The electronic version of this article is the complete one and can be found online at:

Published:8 December 2005


Poster presentation

Human immunodeficiency virus type 1 (HIV-1) has been transmitted worldwide and regional viral clades have been designated as subtype A through K. Subtype C, which is concentrated in southeast Asia and sub-Saharan Africa, is the most prevalent subtype worldwide. To date, no studies have examined the role of CCAAT/enhancer binding proteins (C/EBP) in LTR-directed viral gene expression in the clade C LTR. Within clade B viruses, two functional C/EBP sites upstream of the TATA box have been shown to be required for efficient viral replication in cells of monocyte/macrophage lineage. In order to assess the role of the C/EBP sites within the subtype C viral LTR, 211 HIV-1 subtype C LTR sequences were collected and aligned via the Clustal V method.
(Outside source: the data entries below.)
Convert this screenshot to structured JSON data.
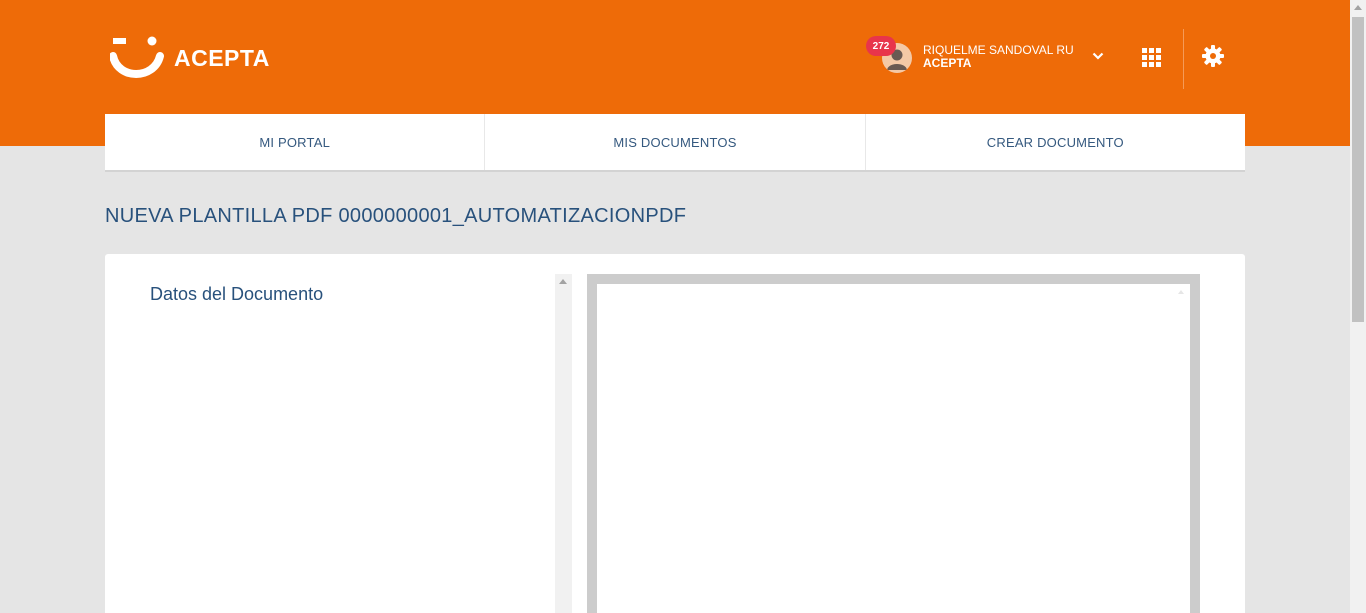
{
  "header": {
    "brand": "ACEPTA",
    "notifications": "272",
    "user_name": "RIQUELME SANDOVAL RU...",
    "user_org": "ACEPTA"
  },
  "nav": {
    "items": [
      {
        "label": "MI PORTAL"
      },
      {
        "label": "MIS DOCUMENTOS"
      },
      {
        "label": "CREAR DOCUMENTO"
      }
    ]
  },
  "page": {
    "title": "NUEVA PLANTILLA PDF 0000000001_AUTOMATIZACIONPDF"
  },
  "form": {
    "section_title": "Datos del Documento"
  },
  "icons": {
    "logo": "acepta-smile-logo",
    "avatar": "user-avatar-icon",
    "dropdown": "chevron-down-icon",
    "apps": "grid-apps-icon",
    "settings": "gear-icon"
  },
  "colors": {
    "brand": "#ee6b08",
    "badge": "#e8354b",
    "text_primary": "#28517c",
    "background": "#e5e5e5"
  }
}
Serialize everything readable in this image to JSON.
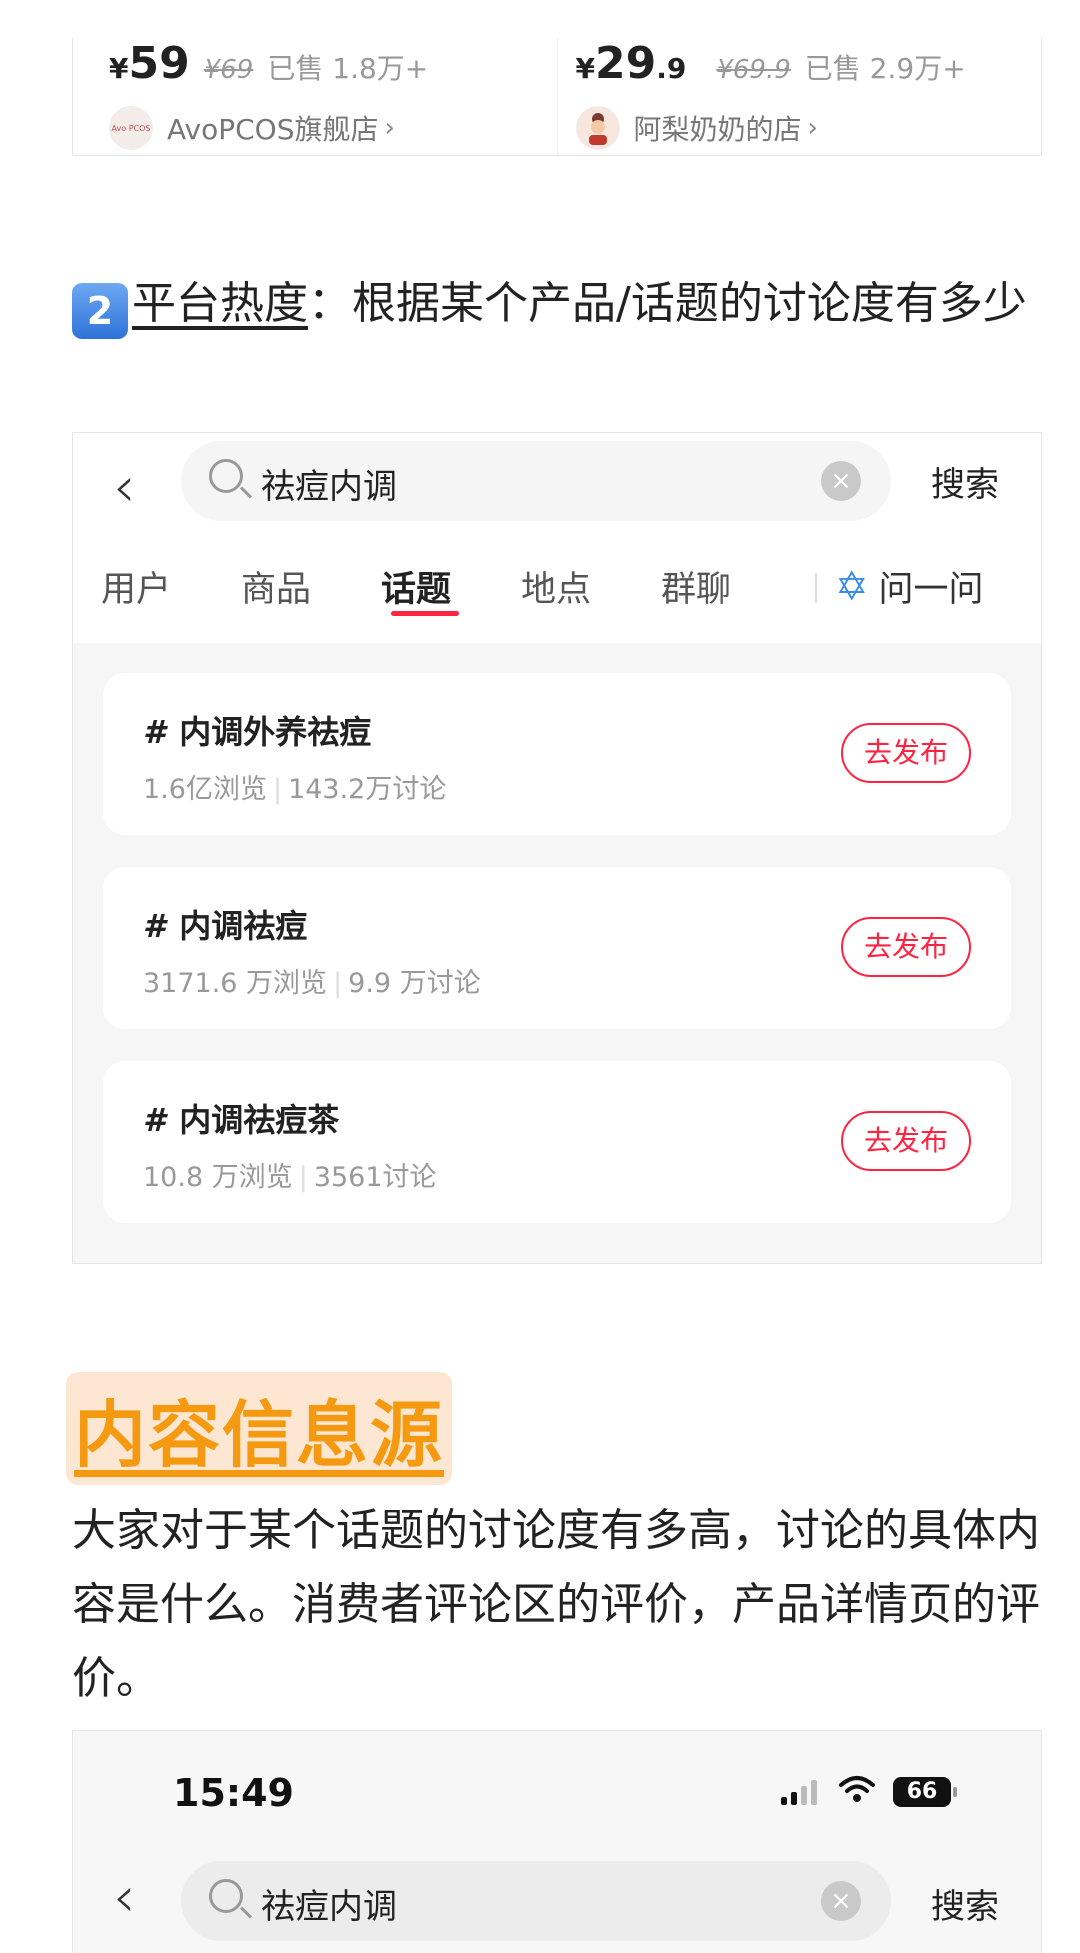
{
  "products": [
    {
      "yen": "¥",
      "price_int": "59",
      "price_dec": "",
      "price_old": "¥69",
      "sold": "已售 1.8万+",
      "shop": "AvoPCOS旗舰店",
      "avatar_text": "Avo PCOS"
    },
    {
      "yen": "¥",
      "price_int": "29",
      "price_dec": ".9",
      "price_old": "¥69.9",
      "sold": "已售 2.9万+",
      "shop": "阿梨奶奶的店",
      "avatar_text": ""
    }
  ],
  "section2": {
    "badge": "2",
    "title_underlined": "平台热度",
    "title_rest": "：根据某个产品/话题的讨论度有多少"
  },
  "search1": {
    "query": "祛痘内调",
    "search_label": "搜索",
    "tabs": [
      "用户",
      "商品",
      "话题",
      "地点",
      "群聊"
    ],
    "active_tab": "话题",
    "ask_label": "问一问",
    "topics": [
      {
        "title": "内调外养祛痘",
        "views": "1.6亿浏览",
        "discussions": "143.2万讨论",
        "action": "去发布"
      },
      {
        "title": "内调祛痘",
        "views": "3171.6 万浏览",
        "discussions": "9.9 万讨论",
        "action": "去发布"
      },
      {
        "title": "内调祛痘茶",
        "views": "10.8 万浏览",
        "discussions": "3561讨论",
        "action": "去发布"
      }
    ]
  },
  "section3": {
    "title": "内容信息源",
    "paragraph": "大家对于某个话题的讨论度有多高，讨论的具体内容是什么。消费者评论区的评价，产品详情页的评价。"
  },
  "search2": {
    "time": "15:49",
    "battery": "66",
    "query": "祛痘内调",
    "search_label": "搜索"
  },
  "colors": {
    "accent_red": "#ff2442",
    "heading_orange": "#f59a10",
    "ask_blue": "#3a8ee6"
  },
  "icons": [
    "back-chevron-icon",
    "search-icon",
    "clear-icon",
    "sparkle-star-icon",
    "wifi-icon",
    "signal-icon",
    "battery-icon"
  ]
}
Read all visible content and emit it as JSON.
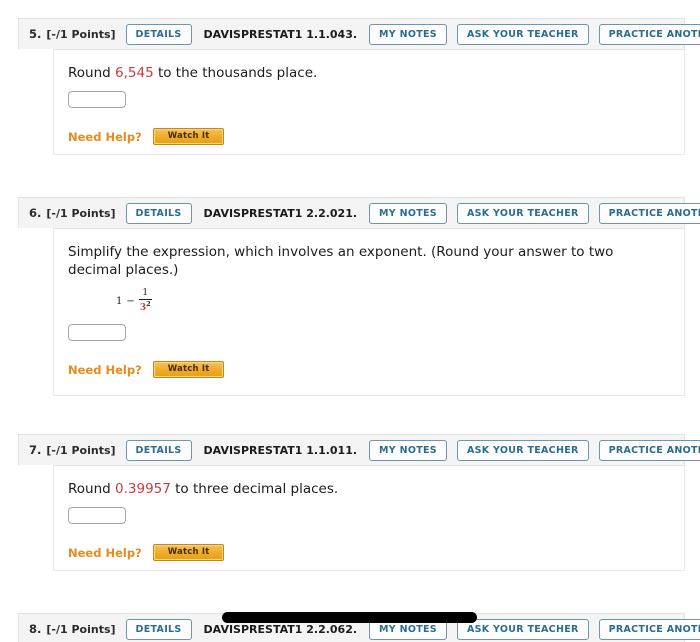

From these analyses, three potential C/EBP sites were identified: two upstream binding sites and one downstream binding site. Interestingly, the putative downstream site was highly conserved between clades B and C, suggesting the presence of a functionally important cis-acting element that has yet to be characterized. Electrophoretic mobility shift analyses demonstrated that two of the three sites within the HIV-1 subytpe C were able to bind C/EBP factors. Additional studies focused on examining relative binding affinities of naturally occurring variants of these two sites. Future studies will examine the roles of these sites in the regulation of LTR activity.